Ayat ke 77-78
Artinya:
Kemudian mereka sembelih unta betina itu, dan mereka berlaku angkuh terhadap perintah Tuhan. Dan mereka berkata: "Hai Saleh, datangkanlah apa yang kamu ancamkan itu kepada kami, jika (betul) kamu termasuk orang-orang yang diutus (Allah)". (7: 77)
Karena itu mereka ditimpa gempa, maka jadilah mereka mayat-mayat yang bergelimpangan di tempat tinggal mereka. (7: 78)
Sebelumnya telah disebutkan mengenai mukjizat Nabi Saleh as yang ditunjukkan terhadap kaumnya Tsamud, yaitu unta betina yang keluar dari sebuat bukit. Unta tersebut meminum air sumur masyarakat, serta memiliki kemampuan memproduksi susu sedemikian banyak. Allah Swt memerintahkan agar unta tersebut jangan diganggu dan disakiti. Tetapi para pemuka kaum dan tokoh-tokoh masyarakat mereka beranggapan bahwa berimannya masyarakat kepada Nabi Saleh justru suatu hal yang berbahaya. Karena itu, mereka menyuruh agar unta betina tersebut dibunuh saja agar mukjizat itu lenyap, dan Nabi Saleh tidak lagi bisa menunjukkan sesuatu bukti kenabiannya kepada masyarakat.
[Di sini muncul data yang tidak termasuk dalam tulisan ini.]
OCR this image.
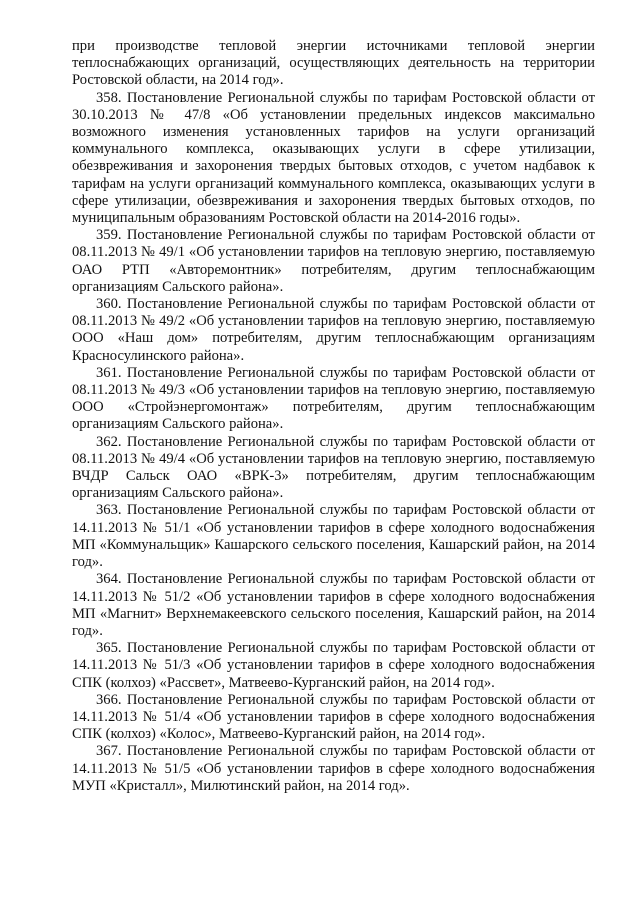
при производстве тепловой энергии источниками тепловой энергии теплоснабжающих организаций, осуществляющих деятельность на территории Ростовской области, на 2014 год».

358. Постановление Региональной службы по тарифам Ростовской области от 30.10.2013 № 47/8 «Об установлении предельных индексов максимально возможного изменения установленных тарифов на услуги организаций коммунального комплекса, оказывающих услуги в сфере утилизации, обезвреживания и захоронения твердых бытовых отходов, с учетом надбавок к тарифам на услуги организаций коммунального комплекса, оказывающих услуги в сфере утилизации, обезвреживания и захоронения твердых бытовых отходов, по муниципальным образованиям Ростовской области на 2014-2016 годы».

359. Постановление Региональной службы по тарифам Ростовской области от 08.11.2013 № 49/1 «Об установлении тарифов на тепловую энергию, поставляемую ОАО РТП «Авторемонтник» потребителям, другим теплоснабжающим организациям Сальского района».

360. Постановление Региональной службы по тарифам Ростовской области от 08.11.2013 № 49/2 «Об установлении тарифов на тепловую энергию, поставляемую ООО «Наш дом» потребителям, другим теплоснабжающим организациям Красносулинского района».

361. Постановление Региональной службы по тарифам Ростовской области от 08.11.2013 № 49/3 «Об установлении тарифов на тепловую энергию, поставляемую ООО «Стройэнергомонтаж» потребителям, другим теплоснабжающим организациям Сальского района».

362. Постановление Региональной службы по тарифам Ростовской области от 08.11.2013 № 49/4 «Об установлении тарифов на тепловую энергию, поставляемую ВЧДР Сальск ОАО «ВРК-3» потребителям, другим теплоснабжающим организациям Сальского района».

363. Постановление Региональной службы по тарифам Ростовской области от 14.11.2013 № 51/1 «Об установлении тарифов в сфере холодного водоснабжения МП «Коммунальщик» Кашарского сельского поселения, Кашарский район, на 2014 год».

364. Постановление Региональной службы по тарифам Ростовской области от 14.11.2013 № 51/2 «Об установлении тарифов в сфере холодного водоснабжения МП «Магнит» Верхнемакеевского сельского поселения, Кашарский район, на 2014 год».

365. Постановление Региональной службы по тарифам Ростовской области от 14.11.2013 № 51/3 «Об установлении тарифов в сфере холодного водоснабжения СПК (колхоз) «Рассвет», Матвеево-Курганский район, на 2014 год».

366. Постановление Региональной службы по тарифам Ростовской области от 14.11.2013 № 51/4 «Об установлении тарифов в сфере холодного водоснабжения СПК (колхоз) «Колос», Матвеево-Курганский район, на 2014 год».

367. Постановление Региональной службы по тарифам Ростовской области от 14.11.2013 № 51/5 «Об установлении тарифов в сфере холодного водоснабжения МУП «Кристалл», Милютинский район, на 2014 год».
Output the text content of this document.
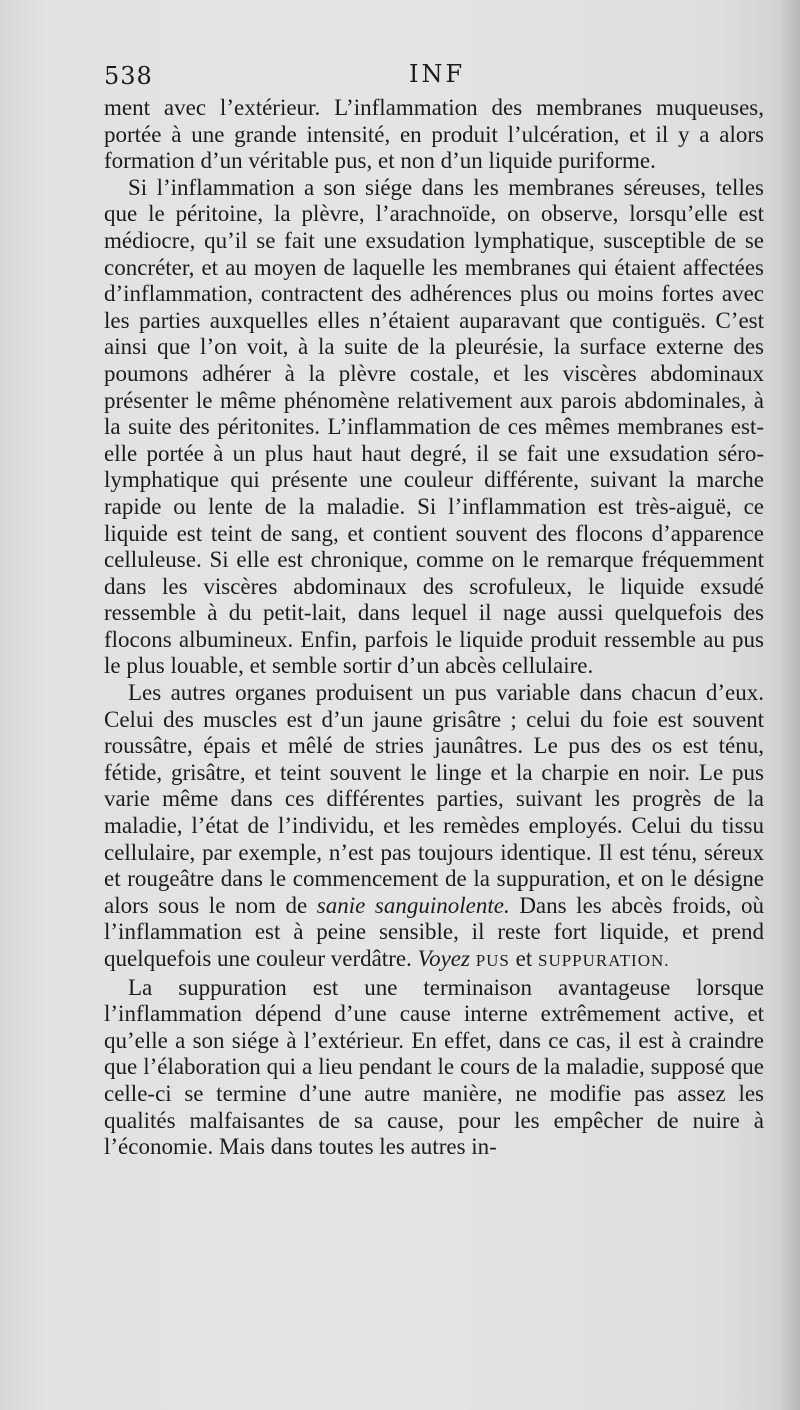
538	INF

ment avec l’extérieur. L’inflammation des membranes muqueuses, portée à une grande intensité, en produit l’ulcération, et il y a alors formation d’un véritable pus, et non d’un liquide puriforme.

Si l’inflammation a son siége dans les membranes séreuses, telles que le péritoine, la plèvre, l’arachnoïde, on observe, lorsqu’elle est médiocre, qu’il se fait une exsudation lymphatique, susceptible de se concréter, et au moyen de laquelle les membranes qui étaient affectées d’inflammation, contractent des adhérences plus ou moins fortes avec les parties auxquelles elles n’étaient auparavant que contiguës. C’est ainsi que l’on voit, à la suite de la pleurésie, la surface externe des poumons adhérer à la plèvre costale, et les viscères abdominaux présenter le même phénomène relativement aux parois abdominales, à la suite des péritonites. L’inflammation de ces mêmes membranes est-elle portée à un plus haut haut degré, il se fait une exsudation séro-lymphatique qui présente une couleur différente, suivant la marche rapide ou lente de la maladie. Si l’inflammation est très-aiguë, ce liquide est teint de sang, et contient souvent des flocons d’apparence celluleuse. Si elle est chronique, comme on le remarque fréquemment dans les viscères abdominaux des scrofuleux, le liquide exsudé ressemble à du petit-lait, dans lequel il nage aussi quelquefois des flocons albumineux. Enfin, parfois le liquide produit ressemble au pus le plus louable, et semble sortir d’un abcès cellulaire.

Les autres organes produisent un pus variable dans chacun d’eux. Celui des muscles est d’un jaune grisâtre ; celui du foie est souvent roussâtre, épais et mêlé de stries jaunâtres. Le pus des os est ténu, fétide, grisâtre, et teint souvent le linge et la charpie en noir. Le pus varie même dans ces différentes parties, suivant les progrès de la maladie, l’état de l’individu, et les remèdes employés. Celui du tissu cellulaire, par exemple, n’est pas toujours identique. Il est ténu, séreux et rougeâtre dans le commencement de la suppuration, et on le désigne alors sous le nom de sanie sanguinolente. Dans les abcès froids, où l’inflammation est à peine sensible, il reste fort liquide, et prend quelquefois une couleur verdâtre. Voyez PUS et SUPPURATION.

La suppuration est une terminaison avantageuse lorsque l’inflammation dépend d’une cause interne extrêmement active, et qu’elle a son siége à l’extérieur. En effet, dans ce cas, il est à craindre que l’élaboration qui a lieu pendant le cours de la maladie, supposé que celle-ci se termine d’une autre manière, ne modifie pas assez les qualités malfaisantes de sa cause, pour les empêcher de nuire à l’économie. Mais dans toutes les autres in-
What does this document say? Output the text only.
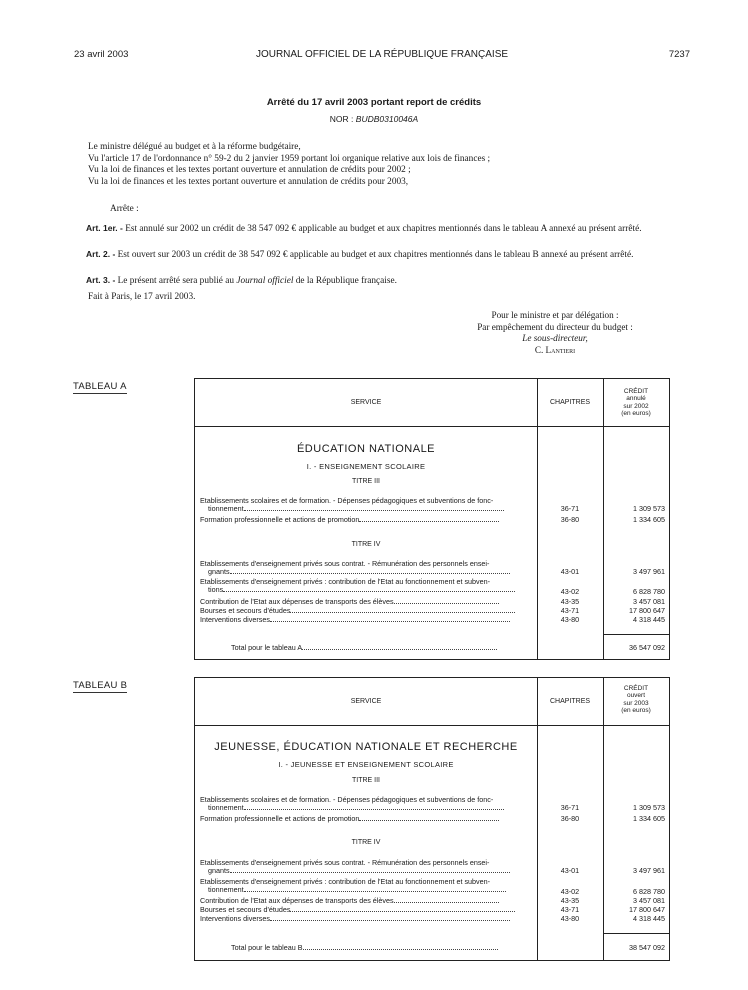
23 avril 2003	JOURNAL OFFICIEL DE LA RÉPUBLIQUE FRANÇAISE	7237
Arrêté du 17 avril 2003 portant report de crédits
NOR : BUDB0310046A

Le ministre délégué au budget et à la réforme budgétaire,

Vu l'article 17 de l'ordonnance n° 59-2 du 2 janvier 1959 portant loi organique relative aux lois de finances ;

Vu la loi de finances et les textes portant ouverture et annulation de crédits pour 2002 ;

Vu la loi de finances et les textes portant ouverture et annulation de crédits pour 2003,

Arrête :

Art. 1er. - Est annulé sur 2002 un crédit de 38 547 092 € applicable au budget et aux chapitres mentionnés dans le tableau A annexé au présent arrêté.

Art. 2. - Est ouvert sur 2003 un crédit de 38 547 092 € applicable au budget et aux chapitres mentionnés dans le tableau B annexé au présent arrêté.

Art. 3. - Le présent arrêté sera publié au Journal officiel de la République française.

Fait à Paris, le 17 avril 2003.
Pour le ministre et par délégation :
Par empêchement du directeur du budget :
Le sous-directeur,
C. Lantieri
TABLEAU A
SERVICE	CHAPITRES
CRÉDIT
annulé
sur 2002
(en euros)
ÉDUCATION NATIONALE
I. - ENSEIGNEMENT SCOLAIRE
TITRE III
Etablissements scolaires et de formation. - Dépenses pédagogiques et subventions de fonc-
tionnement	36-71	1 309 573
Formation professionnelle et actions de promotion	36-80	1 334 605
TITRE IV
Etablissements d'enseignement privés sous contrat. - Rémunération des personnels ensei-
gnants	43-01	3 497 961
Etablissements d'enseignement privés : contribution de l'Etat au fonctionnement et subven-
tions	43-02	6 828 780
Contribution de l'Etat aux dépenses de transports des élèves	43-35	3 457 081
Bourses et secours d'études	43-71	17 800 647
Interventions diverses	43-80	4 318 445
Total pour le tableau A	36 547 092
TABLEAU B
SERVICE	CHAPITRES
CRÉDIT
ouvert
sur 2003
(en euros)
JEUNESSE, ÉDUCATION NATIONALE ET RECHERCHE
I. - JEUNESSE ET ENSEIGNEMENT SCOLAIRE
TITRE III
Etablissements scolaires et de formation. - Dépenses pédagogiques et subventions de fonc-
tionnement	36-71	1 309 573
Formation professionnelle et actions de promotion	36-80	1 334 605
TITRE IV
Etablissements d'enseignement privés sous contrat. - Rémunération des personnels ensei-
gnants	43-01	3 497 961
Etablissements d'enseignement privés : contribution de l'Etat au fonctionnement et subven-
tionnement	43-02	6 828 780
Contribution de l'Etat aux dépenses de transports des élèves	43-35	3 457 081
Bourses et secours d'études	43-71	17 800 647
Interventions diverses	43-80	4 318 445
Total pour le tableau B	38 547 092
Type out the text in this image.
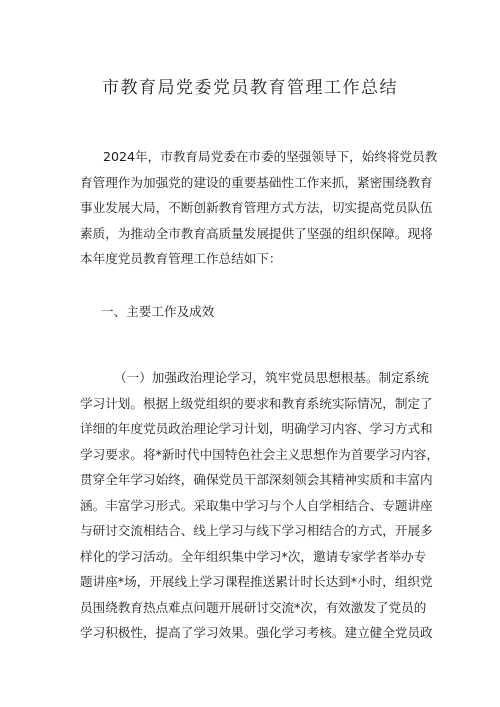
市教育局党委党员教育管理工作总结

2024年，市教育局党委在市委的坚强领导下，始终将党员教
育管理作为加强党的建设的重要基础性工作来抓，紧密围绕教育
事业发展大局，不断创新教育管理方式方法，切实提高党员队伍
素质，为推动全市教育高质量发展提供了坚强的组织保障。现将
本年度党员教育管理工作总结如下：

一、主要工作及成效

（一）加强政治理论学习，筑牢党员思想根基。制定系统
学习计划。根据上级党组织的要求和教育系统实际情况，制定了
详细的年度党员政治理论学习计划，明确学习内容、学习方式和
学习要求。将*新时代中国特色社会主义思想作为首要学习内容，
贯穿全年学习始终，确保党员干部深刻领会其精神实质和丰富内
涵。丰富学习形式。采取集中学习与个人自学相结合、专题讲座
与研讨交流相结合、线上学习与线下学习相结合的方式，开展多
样化的学习活动。全年组织集中学习*次，邀请专家学者举办专
题讲座*场，开展线上学习课程推送累计时长达到*小时，组织党
员围绕教育热点难点问题开展研讨交流*次，有效激发了党员的
学习积极性，提高了学习效果。强化学习考核。建立健全党员政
Kemudian, kelompok ini membunuh unta betina itu, lalu dengan congkak dan sombongnya menantang Nabi Saleh as agar membuktikan segala ucapannya terkait turunnya azab Allah. Maka turunlah azab menimpa kaum Tsamud sebagaimana yang dijanjikan tersebut. Sekalipun tidak semua masyarakat memiliki peranan dalam pembunuhan unta tersebut dan hanya orang tertentu saja yang melakukan penyembelihan tersebut, namun diamnya mereka di hadapan perbuatan jahat yang melanggar perintah Allah Swt. Ternyata telah menyebabkan turunnya azab kepada masyarakat secara keseluruhan, azab yang mengakibatkan kehancuran mereka.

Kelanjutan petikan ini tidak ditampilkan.